Öztürk, konuşmasında pandemi döneminin çocuğun kendi içinde yaşadığı kaygıları artıracağının altını çizerek, “Okul fobisinin okula gittikten sonra başlaması, okulda kaygıyı tetikleyen bir şey olduğu anlamına gelir. Bunu bulmak, çözmek ve güveni tekrar sağlamak için süreci okuldaki rehber öğretmenin yönetmesi gerekir. Aynı zamanda bulunduğu okulun öğretmenlerine ve yöneticilerine de eğitim vermelidir” dedi.
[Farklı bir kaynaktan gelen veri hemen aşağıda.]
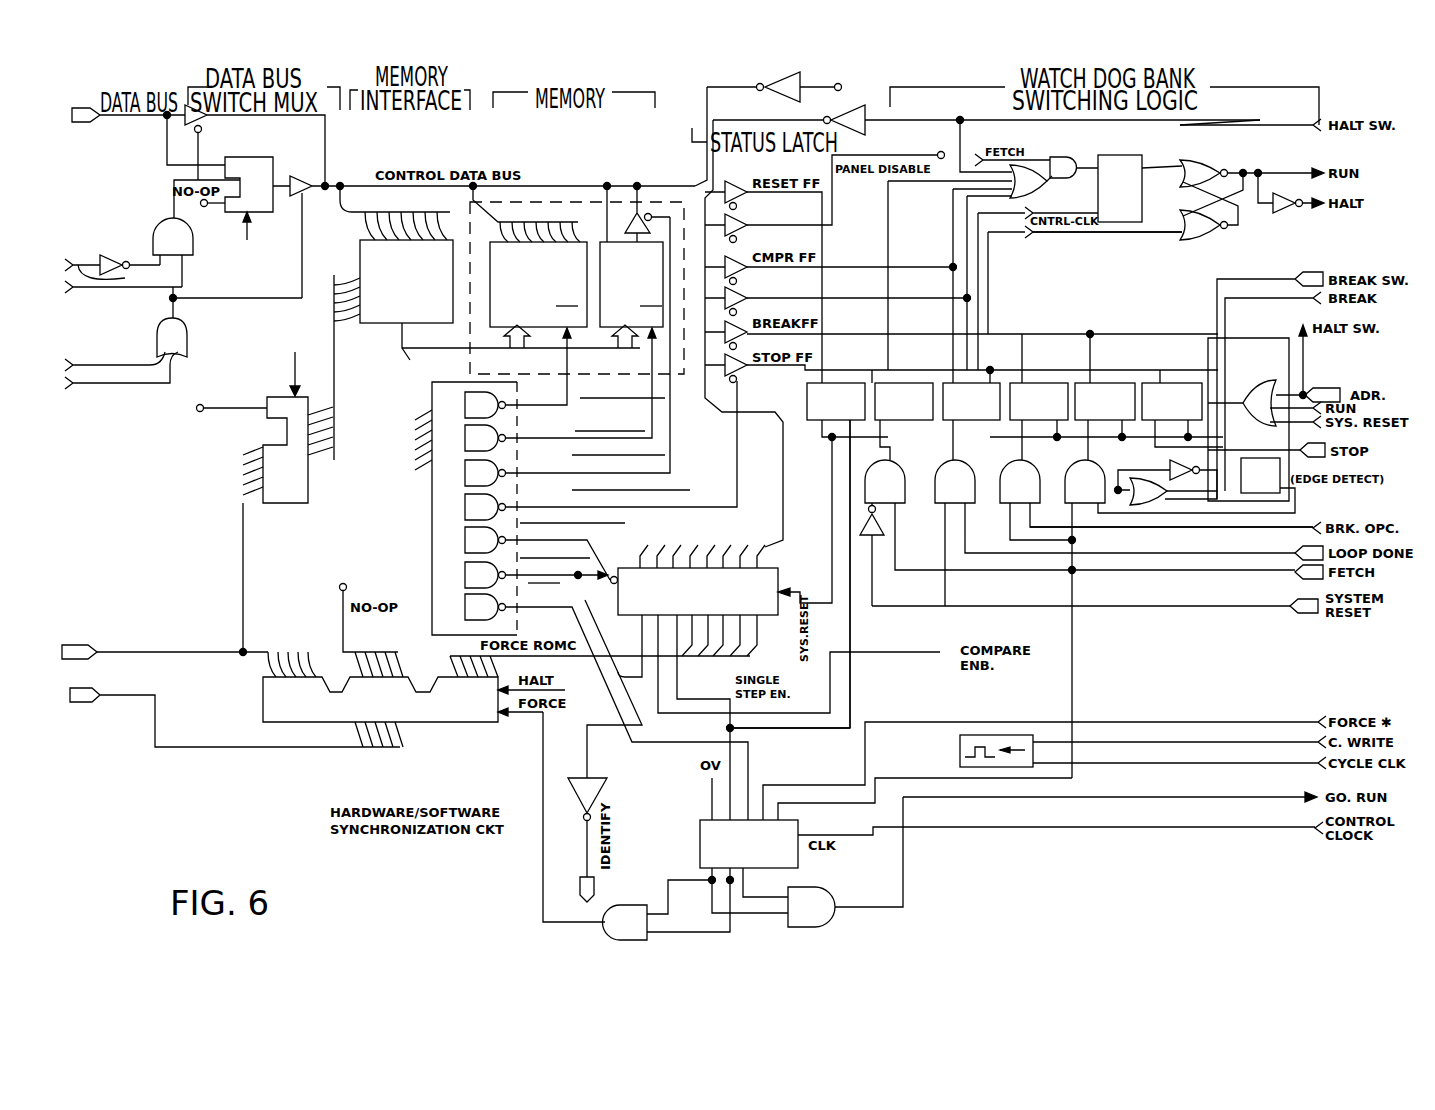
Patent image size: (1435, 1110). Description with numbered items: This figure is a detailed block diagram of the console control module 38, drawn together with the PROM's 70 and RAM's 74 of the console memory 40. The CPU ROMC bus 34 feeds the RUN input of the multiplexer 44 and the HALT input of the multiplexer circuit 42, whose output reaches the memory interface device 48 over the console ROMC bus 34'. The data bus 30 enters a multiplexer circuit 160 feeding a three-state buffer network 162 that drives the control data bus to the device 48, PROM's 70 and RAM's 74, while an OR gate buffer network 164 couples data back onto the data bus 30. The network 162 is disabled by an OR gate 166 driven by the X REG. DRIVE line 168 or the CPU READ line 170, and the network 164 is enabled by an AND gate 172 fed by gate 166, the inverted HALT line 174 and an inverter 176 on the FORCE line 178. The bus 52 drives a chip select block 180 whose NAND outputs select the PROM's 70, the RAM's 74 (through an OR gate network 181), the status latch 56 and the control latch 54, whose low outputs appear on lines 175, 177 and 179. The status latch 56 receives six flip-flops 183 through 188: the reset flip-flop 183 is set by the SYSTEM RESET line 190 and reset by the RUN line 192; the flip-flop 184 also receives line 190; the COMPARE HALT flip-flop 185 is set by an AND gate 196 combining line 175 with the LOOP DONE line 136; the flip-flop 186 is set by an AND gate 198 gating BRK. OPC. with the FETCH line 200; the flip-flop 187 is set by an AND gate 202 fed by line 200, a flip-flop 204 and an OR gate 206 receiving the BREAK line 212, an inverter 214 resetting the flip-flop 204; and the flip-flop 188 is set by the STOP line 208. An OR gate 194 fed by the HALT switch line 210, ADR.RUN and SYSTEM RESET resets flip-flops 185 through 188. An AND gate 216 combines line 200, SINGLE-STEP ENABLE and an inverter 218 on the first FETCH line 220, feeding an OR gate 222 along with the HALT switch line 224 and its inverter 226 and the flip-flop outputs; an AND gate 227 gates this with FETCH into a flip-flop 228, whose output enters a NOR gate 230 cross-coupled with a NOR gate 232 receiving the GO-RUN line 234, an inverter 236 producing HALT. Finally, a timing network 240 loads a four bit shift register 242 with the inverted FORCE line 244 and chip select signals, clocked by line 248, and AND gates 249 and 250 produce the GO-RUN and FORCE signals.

The data bus 30 is at (95, 112).
The CPU ROMC bus 34 is at (189, 602).
The console ROMC bus 34' is at (330, 363).
The console control module 38 is at (185, 549).
The console memory 40 is at (684, 377).
The multiplexer circuit 42 is at (308, 480).
The multiplexer 44 is at (424, 685).
The memory interface device 48 is at (418, 297).
The bus 52 is at (400, 347).
The control latch 54 is at (778, 552).
The status latch 56 is at (875, 97).
The PROM's 70 is at (538, 299).
The RAM's 74 is at (648, 299).
The line 136 is at (1125, 556).
The multiplexer circuit 160 is at (268, 156).
The three-state buffer network 162 is at (312, 172).
The OR gate buffer network 164 is at (190, 105).
The OR gate 166 is at (189, 340).
The line 168 is at (186, 363).
The line 170 is at (170, 400).
The AND gate 172 is at (173, 252).
The line 174 is at (169, 298).
The line 175 is at (688, 720).
The inverter 176 is at (118, 250).
The line 177 is at (622, 668).
The line 178 is at (80, 268).
The line 179 is at (680, 692).
The chip select block 180 is at (431, 484).
The OR gate network 181 is at (640, 210).
The reset flip-flop 183 is at (858, 382).
The flip-flop 184 is at (925, 360).
The COMPARE HALT flip-flop 185 is at (978, 360).
The flip-flop 186 is at (1058, 360).
The flip-flop 187 is at (1123, 360).
The flip-flop 188 is at (1190, 382).
The line 190 is at (1260, 610).
The line 192 is at (850, 695).
The OR gate 194 is at (1268, 372).
The AND gate 196 is at (955, 481).
The AND gate 198 is at (1020, 481).
The line 200 is at (1200, 572).
The AND gate 202 is at (1085, 619).
The flip-flop 204 is at (1282, 490).
The OR gate 206 is at (1148, 491).
The line 208 is at (1270, 452).
The line 210 is at (1305, 392).
The line 212 is at (1275, 320).
The inverter 214 is at (1170, 468).
The AND gate 216 is at (885, 481).
The inverter 218 is at (882, 526).
The line 220 is at (1074, 657).
The OR gate 222 is at (1022, 196).
The line 224 is at (1282, 120).
The inverter 226 is at (878, 140).
The AND gate 227 is at (1058, 158).
The flip-flop 228 is at (1112, 156).
The NOR gate 230 is at (1212, 150).
The NOR gate 232 is at (1212, 240).
The line 234 is at (1150, 234).
The inverter 236 is at (1290, 215).
The timing network 240 is at (1032, 734).
The four bit shift register 242 is at (698, 858).
The line 244 is at (1140, 720).
The line 248 is at (1148, 826).
The AND gate 249 is at (807, 862).
The AND gate 250 is at (668, 904).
KAYGI NORMAL ANCAK DERECESİ ÖNEMLİ

Annenin, çocuğun ya da her ikisinin de kaygı düzeylerinin yüksek olabileceğini belirten Öztürk, sözlerini şöyle tamamladı:

“Bazı annelerin kaygısı çok yüksektir. Çocuklarını okula gideceği güne kadar yanından ayırmamış anneler vardır. Bu tür annelerin oluşturduğu kaygılar, eğer çocukta kaygılı bir alt yapı yoksa asla uzun süreli ve kalıcı bir problem oluşturmaz. Sadece annenin ürettiği bir kaygı varsa, çocukta bir kaygı problemi yoksa girdiği ortama alıştığı an anneyi dışlar; ‘Ben burada rahatım sen gidebilirsin, bekleme’ der. Anneyle çocuğun ikisi de kaygılıysa birbirini besler; ayrılmaları zorlaşır. Üçüncü versiyon ise anne kaygısız, çocukta kaygı var. Bunun da oluşturduğu sorunlara rastlanır. Kaygıyla kendimizi savunuyoruz, bu bir yere kadar normal ama bir yerden sonrası zarardır, yani kaygı normal ancak derecesi önemli.”